Avant de partir, Nick avait demandé à Charlie s'il pouvait prévenir le Paris Squad de son hospitalisation. Il lui paraissait important qu'au moins leurs amis proches soient au courant. Embarassé, le brun avait donné son accord, ne voulant pas en plus imposer ce secret à son petit-ami. Ce dernier en était soulagé car il ressentait tout de même le besoin de partager son inquiétude avec ses amis. Cela l'étonnait souvent de voir à quel point les amis de Charlie étaient devenus les siens. Il se sentait beaucoup plus proche d'eux que de ceux qu'il avait considérés comme ses amis au lycée. La preuve en était il ne fréquentait plus aucun d'entre eux alors qu'il chattait encore régulièrement sur le groupe "Paris Squad" qu'avait créé Darcy plusieurs années auparavant. Bien sûr, il s'était fait de nouveaux amis à la fac. Même s'il n'avait jamais eu de difficultés à se faire des amis, il se sentait aujourd'hui plus libre d'être lui-même et ses nouvelles amitiés étaient plus sincères, car il ne cachait plus qui il était.
Aussitôt sorti de l'hôpital, Nick avait donc envoyé un message au groupe et les réponses n'avaient pas tardé à arriver. Tao semblait sous le choc mais Elle et Aled s'organisaient déjà pour rendre visite à Charlie.

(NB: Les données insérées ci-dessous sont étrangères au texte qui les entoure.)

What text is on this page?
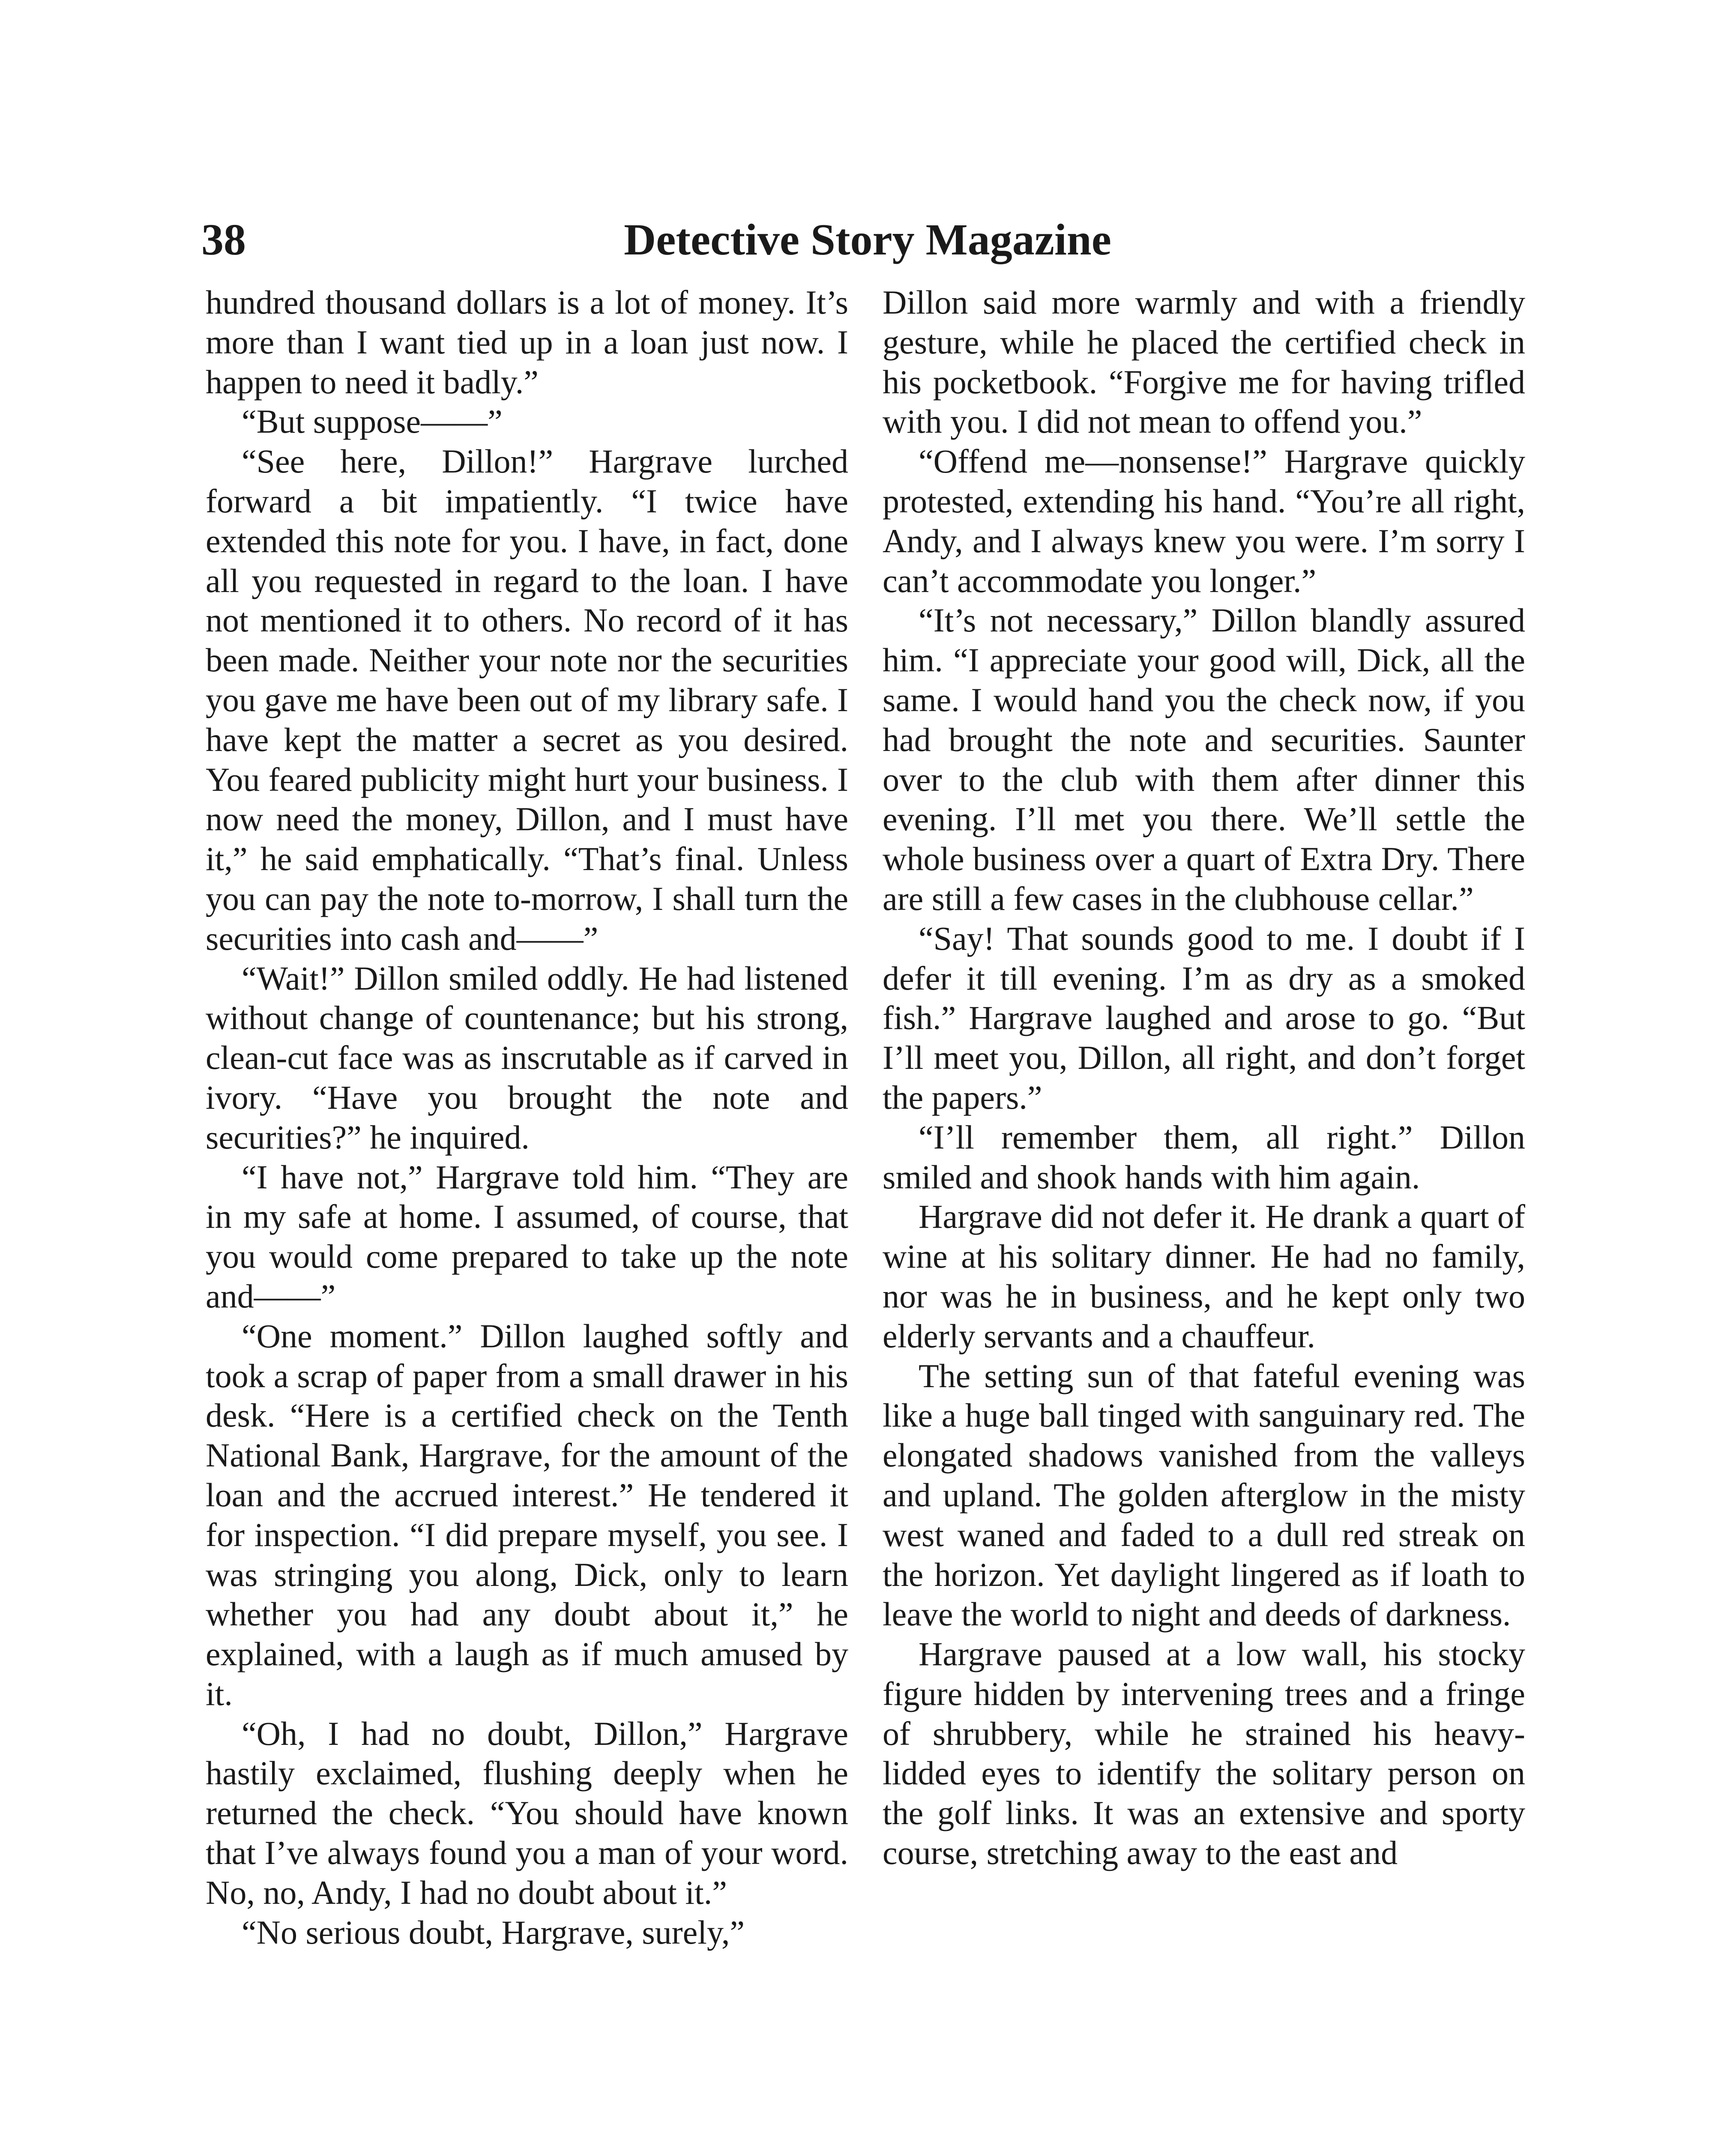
38	Detective Story Magazine

hundred thousand dollars is a lot of money. It’s more than I want tied up in a loan just now. I happen to need it badly.”

“But suppose——”

“See here, Dillon!” Hargrave lurched forward a bit impatiently. “I twice have extended this note for you. I have, in fact, done all you requested in regard to the loan. I have not mentioned it to others. No record of it has been made. Neither your note nor the securities you gave me have been out of my library safe. I have kept the matter a secret as you desired. You feared publicity might hurt your business. I now need the money, Dillon, and I must have it,” he said emphatically. “That’s final. Unless you can pay the note to-morrow, I shall turn the securities into cash and——”

“Wait!” Dillon smiled oddly. He had listened without change of countenance; but his strong, clean-cut face was as inscrutable as if carved in ivory. “Have you brought the note and securities?” he inquired.

“I have not,” Hargrave told him. “They are in my safe at home. I assumed, of course, that you would come prepared to take up the note and——”

“One moment.” Dillon laughed softly and took a scrap of paper from a small drawer in his desk. “Here is a certified check on the Tenth National Bank, Hargrave, for the amount of the loan and the accrued interest.” He tendered it for inspection. “I did prepare myself, you see. I was stringing you along, Dick, only to learn whether you had any doubt about it,” he explained, with a laugh as if much amused by it.

“Oh, I had no doubt, Dillon,” Hargrave hastily exclaimed, flushing deeply when he returned the check. “You should have known that I’ve always found you a man of your word. No, no, Andy, I had no doubt about it.”

“No serious doubt, Hargrave, surely,”

Dillon said more warmly and with a friendly gesture, while he placed the certified check in his pocketbook. “Forgive me for having trifled with you. I did not mean to offend you.”

“Offend me—nonsense!” Hargrave quickly protested, extending his hand. “You’re all right, Andy, and I always knew you were. I’m sorry I can’t accommodate you longer.”

“It’s not necessary,” Dillon blandly assured him. “I appreciate your good will, Dick, all the same. I would hand you the check now, if you had brought the note and securities. Saunter over to the club with them after dinner this evening. I’ll met you there. We’ll settle the whole business over a quart of Extra Dry. There are still a few cases in the clubhouse cellar.”

“Say! That sounds good to me. I doubt if I defer it till evening. I’m as dry as a smoked fish.” Hargrave laughed and arose to go. “But I’ll meet you, Dillon, all right, and don’t forget the papers.”

“I’ll remember them, all right.” Dillon smiled and shook hands with him again.

Hargrave did not defer it. He drank a quart of wine at his solitary dinner. He had no family, nor was he in business, and he kept only two elderly servants and a chauffeur.

The setting sun of that fateful evening was like a huge ball tinged with sanguinary red. The elongated shadows vanished from the valleys and upland. The golden afterglow in the misty west waned and faded to a dull red streak on the horizon. Yet daylight lingered as if loath to leave the world to night and deeds of darkness.

Hargrave paused at a low wall, his stocky figure hidden by intervening trees and a fringe of shrubbery, while he strained his heavy-lidded eyes to identify the solitary person on the golf links. It was an extensive and sporty course, stretching away to the east and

Darcy et Tara, qui étaient revenues de la fac, promirent de passer également et de lui apporter de quoi lui changer les idées. Et surtout, ils vinrent discuter avec Nick en privé pour s'assurer qu'il allait bien et lui rappeler qu'ils étaient là pour lui aussi.
Ces quelques échanges lui firent du bien et le jeune homme passa le reste de l'après-midi à organiser l'été une fois que Charlie serait rentré à la maison.

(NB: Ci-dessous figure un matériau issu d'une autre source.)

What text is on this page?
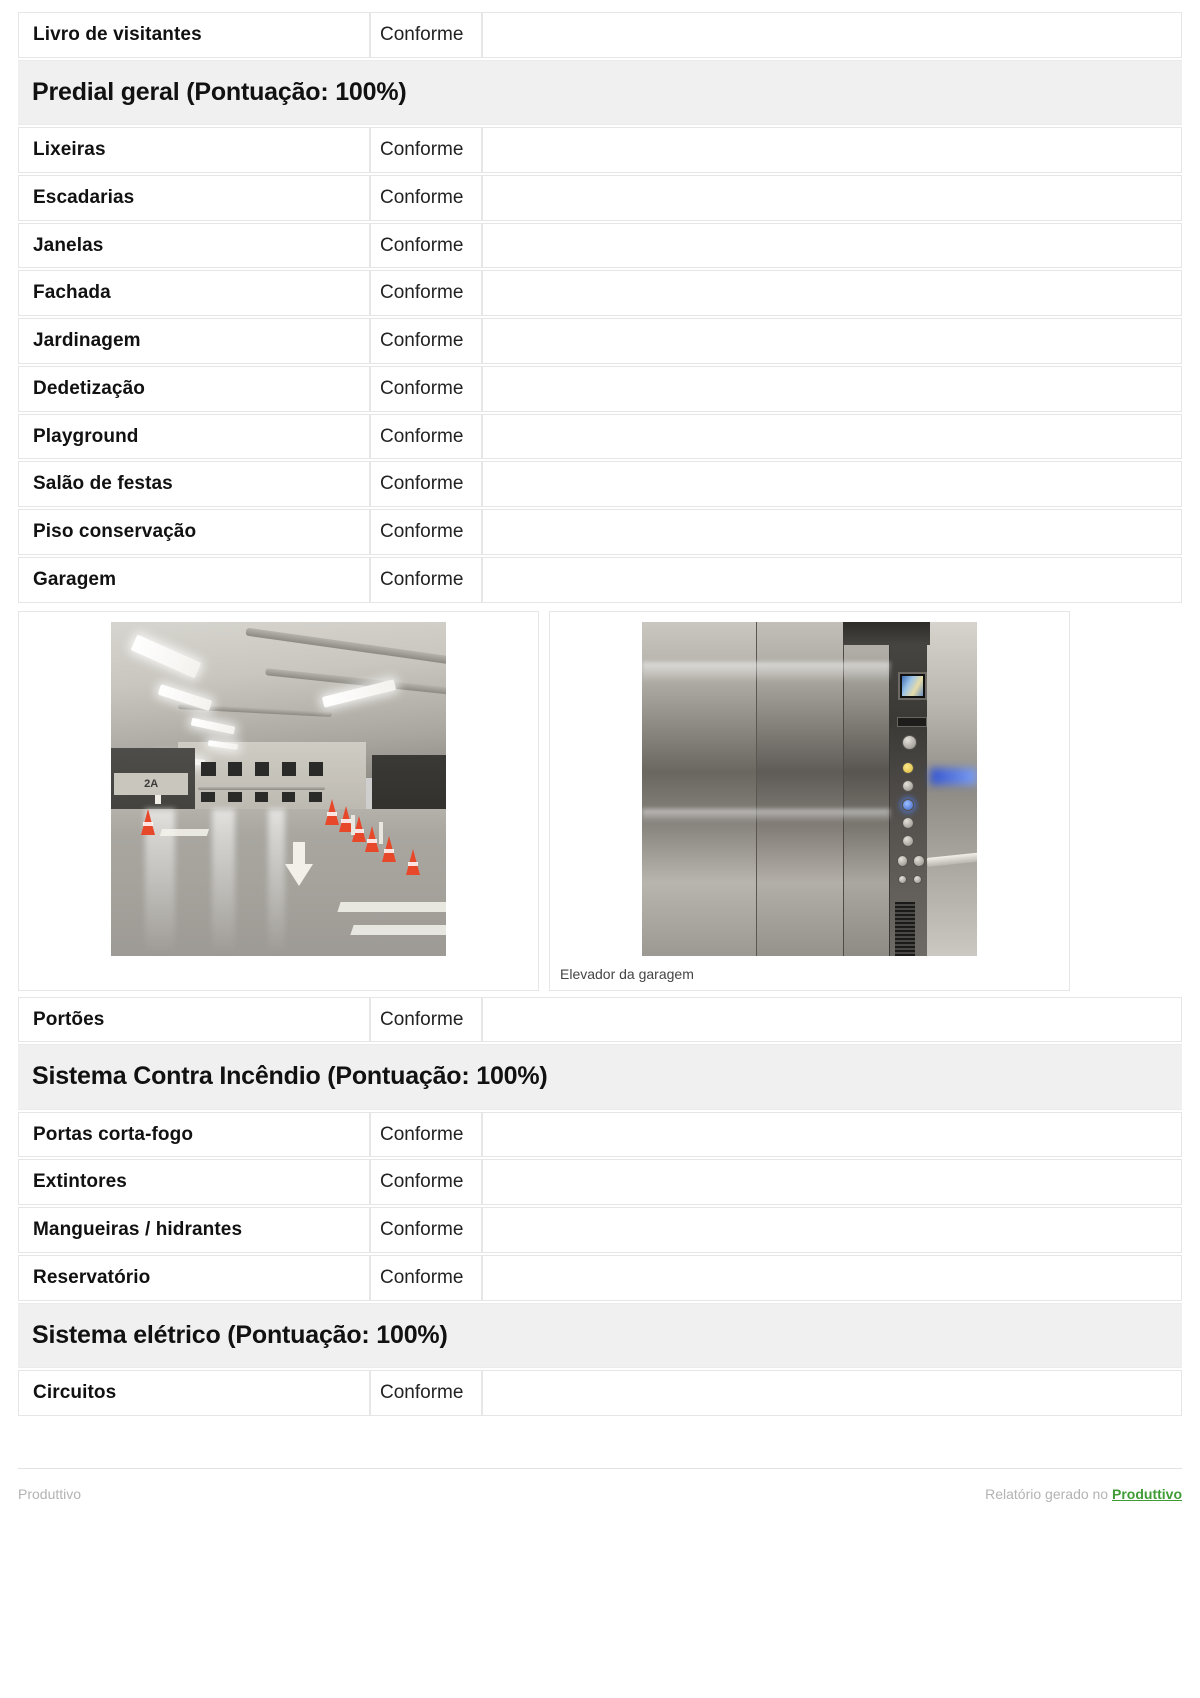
Livro de visitantes	Conforme	

Predial geral (Pontuação: 100%)		

Lixeiras	Conforme	
Escadarias	Conforme	
Janelas	Conforme	
Fachada	Conforme	
Jardinagem	Conforme	
Dedetização	Conforme	
Playground	Conforme	
Salão de festas	Conforme	
Piso conservação	Conforme	
Garagem	Conforme	

2A
Elevador da garagem		

Portões	Conforme	

Sistema Contra Incêndio (Pontuação: 100%)		

Portas corta-fogo	Conforme	
Extintores	Conforme	
Mangueiras / hidrantes	Conforme	
Reservatório	Conforme	

Sistema elétrico (Pontuação: 100%)		

Circuitos	Conforme	
Produttivo	Relatório gerado no Produttivo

Il retourna à l'hôpital le lendemain matin après avoir récupéré le téléphone de Charlie auprès de Tori qui devait passer l'après-midi même.
Quand il ouvrit la porte de la chambre du brun, il la trouva vide et son sang se glaça. Il sentit sa respiration s'accélérer et commença à paniquer quand il constata qu'il n'était pas non plus dans la salle de bain. Il était déjà en train d'imaginer le pire, que Charlie avait refait une tentative et qu'il ne s'était pas raté cette fois, qu'il avait été envoyé en chirurgie ou pire à la morgue.
Il ressortit en titubant, tremblant et partit à la recherche d'une infirmière mais il se sentait si mal qu'il finit par s'appuyer sur un mur, haletant.
- Nick ?
Ce dernier releva la tête au son de cette voix et eut presque l'impression d'halluciner lorsque Charlie s'approcha, l'air inquiet.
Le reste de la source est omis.